It's that time again. The time when airports around the nation are going to be flooded with college students going home for the summer. Businessmen, watch out. Especially if you fly Southwest and have to choose your seat when you get on the plane.
The competition is on.
If you can't get an Emergency Exit aisle with all that extra leg room, where can you sit? How do you pre-screen your seatmate to predict how bearable your flight is going to be? Oh man. And you forgot your iPod this time. This is going to be a long flight.
Well, have no fear. I can help. There is a passenger demographic that is far too easily overlooked in the airport. This type of person is the perfect plane partner and makes the best seatmate. Your flying experience will never be the same.
The seatmate you want to look for is an eight year kid with a lanyard around his neck. That's right. You're looking for the child that is flying solo.
You may be thinking, "Sarah. You are crazy. Why would I want to spend over an hour with an unsupervised miniature human? Children are messy, loud, they have no concept of personal space, and the seats on the planes are not getting any bigger. What are you thinking?!?"
I'm so glad you asked.
Children who fly alone are generally pros. They typically come from a divorce situation where one parent lives in the Midwest and another lives in Florida (don't ask me why, that's just usually how it works, although sometimes it's California rather than Florida). That means these kids make these trips as often as every other weekend or as infrequently as once a month. They are pros. You think YOU have frequent flyer miles? You have nothing on this toothless kid.
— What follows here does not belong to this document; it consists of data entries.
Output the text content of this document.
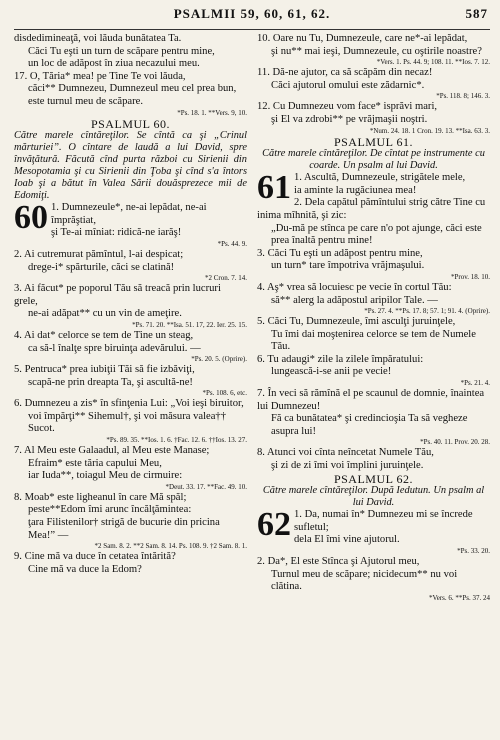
PSALMII 59, 60, 61, 62.	587

disdedimineaţă, voi lăuda bunătatea Ta.

Căci Tu eşti un turn de scăpare pentru mine,

un loc de adăpost în ziua necazului meu.

17. O, Tăria* mea! pe Tine Te voi lăuda,

căci** Dumnezeu, Dumnezeul meu cel prea bun, este turnul meu de scăpare.

*Ps. 18. 1. **Vers. 9, 10.

PSALMUL 60.

Către marele cîntăreţilor. Se cîntă ca şi „Crinul mărturiei”. O cîntare de laudă a lui David, spre învăţătură. Făcută cînd purta război cu Sirienii din Mesopotamia şi cu Sirienii din Ţoba şi cînd s'a întors Ioab şi a bătut în Valea Sării douăsprezece mii de Edomiţi.

60 1. Dumnezeule*, ne-ai lepădat, ne-ai împrăştiat,

şi Te-ai mîniat: ridică-ne iarăş!

*Ps. 44. 9.

2. Ai cutremurat pămîntul, l-ai despicat;

drege-i* spărturile, căci se clatină!

*2 Cron. 7. 14.

3. Ai făcut* pe poporul Tău să treacă prin lucruri grele,

ne-ai adăpat** cu un vin de ameţire.

*Ps. 71. 20. **Isa. 51. 17, 22. Ier. 25. 15.

4. Ai dat* celorce se tem de Tine un steag,

ca să-l înalţe spre biruinţa adevărului. —

*Ps. 20. 5. (Oprire).

5. Pentruca* prea iubiţii Tăi să fie izbăviţi,

scapă-ne prin dreapta Ta, şi ascultă-ne!

*Ps. 108. 6, etc.

6. Dumnezeu a zis* în sfinţenia Lui: „Voi ieşi biruitor,

voi împărţi** Sihemul†, şi voi măsura valea†† Sucot.

*Ps. 89. 35. **Ios. 1. 6. †Fac. 12. 6. ††Ios. 13. 27.

7. Al Meu este Galaadul, al Meu este Manase;

Efraim* este tăria capului Meu,

iar Iuda**, toiagul Meu de cirmuire:

*Deut. 33. 17. **Fac. 49. 10.

8. Moab* este ligheanul în care Mă spăl;

peste**Edom îmi arunc încălţămintea:

ţara Filistenilor† strigă de bucurie din pricina Mea!” —

*2 Sam. 8. 2. **2 Sam. 8. 14. Ps. 108. 9. †2 Sam. 8. 1.

9. Cine mă va duce în cetatea întărită?

Cine mă va duce la Edom?

10. Oare nu Tu, Dumnezeule, care ne*-ai lepădat,

şi nu** mai ieşi, Dumnezeule, cu oştirile noastre?

*Vers. 1. Ps. 44. 9; 108. 11. **Ios. 7. 12.

11. Dă-ne ajutor, ca să scăpăm din necaz!

Căci ajutorul omului este zădarnic*.

*Ps. 118. 8; 146. 3.

12. Cu Dumnezeu vom face* isprăvi mari,

şi El va zdrobi** pe vrăjmaşii noştri.

*Num. 24. 18. 1 Cron. 19. 13. **Isa. 63. 3.

PSALMUL 61.

Către marele cîntăreţilor. De cîntat pe instrumente cu coarde. Un psalm al lui David.

61 1. Ascultă, Dumnezeule, strigătele mele,

ia aminte la rugăciunea mea!

2. Dela capătul pămîntului strig către Tine cu inima mîhnită, şi zic:

„Du-mă pe stînca pe care n'o pot ajunge, căci este prea înaltă pentru mine!

3. Căci Tu eşti un adăpost pentru mine,

un turn* tare împotriva vrăjmaşului.

*Prov. 18. 10.

4. Aş* vrea să locuiesc pe vecie în cortul Tău:

să** alerg la adăpostul aripilor Tale. —

*Ps. 27. 4. **Ps. 17. 8; 57. 1; 91. 4. (Oprire).

5. Căci Tu, Dumnezeule, îmi asculţi juruinţele,

Tu îmi dai moştenirea celorce se tem de Numele Tău.

6. Tu adaugi* zile la zilele împăratului:

lungească-i-se anii pe vecie!

*Ps. 21. 4.

7. În veci să rămînă el pe scaunul de domnie, înaintea lui Dumnezeu!

Fă ca bunătatea* şi credincioşia Ta să vegheze asupra lui!

*Ps. 40. 11. Prov. 20. 28.

8. Atunci voi cînta neîncetat Numele Tău,

şi zi de zi îmi voi împlini juruinţele.

PSALMUL 62.

Către marele cîntăreţilor. După Iedutun. Un psalm al lui David.

62 1. Da, numai în* Dumnezeu mi se încrede sufletul;

dela El îmi vine ajutorul.

*Ps. 33. 20.

2. Da*, El este Stînca şi Ajutorul meu,

Turnul meu de scăpare; nicidecum** nu voi clătina.

*Vers. 6. **Ps. 37. 24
Now for the best part - these kids (from now on, we will refer to them as KWFMTY, or "Kids Who Fly More Than You") get preferential treatment. The flight attendants check on them regularly, the pilot usually talks about little Timmy on the intercom, and everyone treats KWFMTY like a celebrity. Which means YOU, Mr. or Ms. Seatmate, will be treated like a celebrity too.
Now if you are the kind of person who loves having an allergic reaction when the flight attendant accidentally gives you peanuts when you ask for pretzels or if you love being without a pillow or blanket when you ask the flight attendant five times to "please, kindly, if it wouldn't be any inconvenience, but I'm freezing, please" to get you one, then this is not a good option for you. Because if you do sit by a KWFMTY, you will probably get three bags of pretzels, two blankets, and a partridge in a pear tree to complement your two free refills of ginger ale.
That's right. You will be treated like a celebrity too. You may even get to take a picture with the kid and the pilot for the kid's Flight Scrapbook. You just never know. The perks are endless, really.
Now, again, the choice is yours. But I just want you to know that you have some pretty great options this flying season, and those options can usually be spotted sporting pigtails or heelies.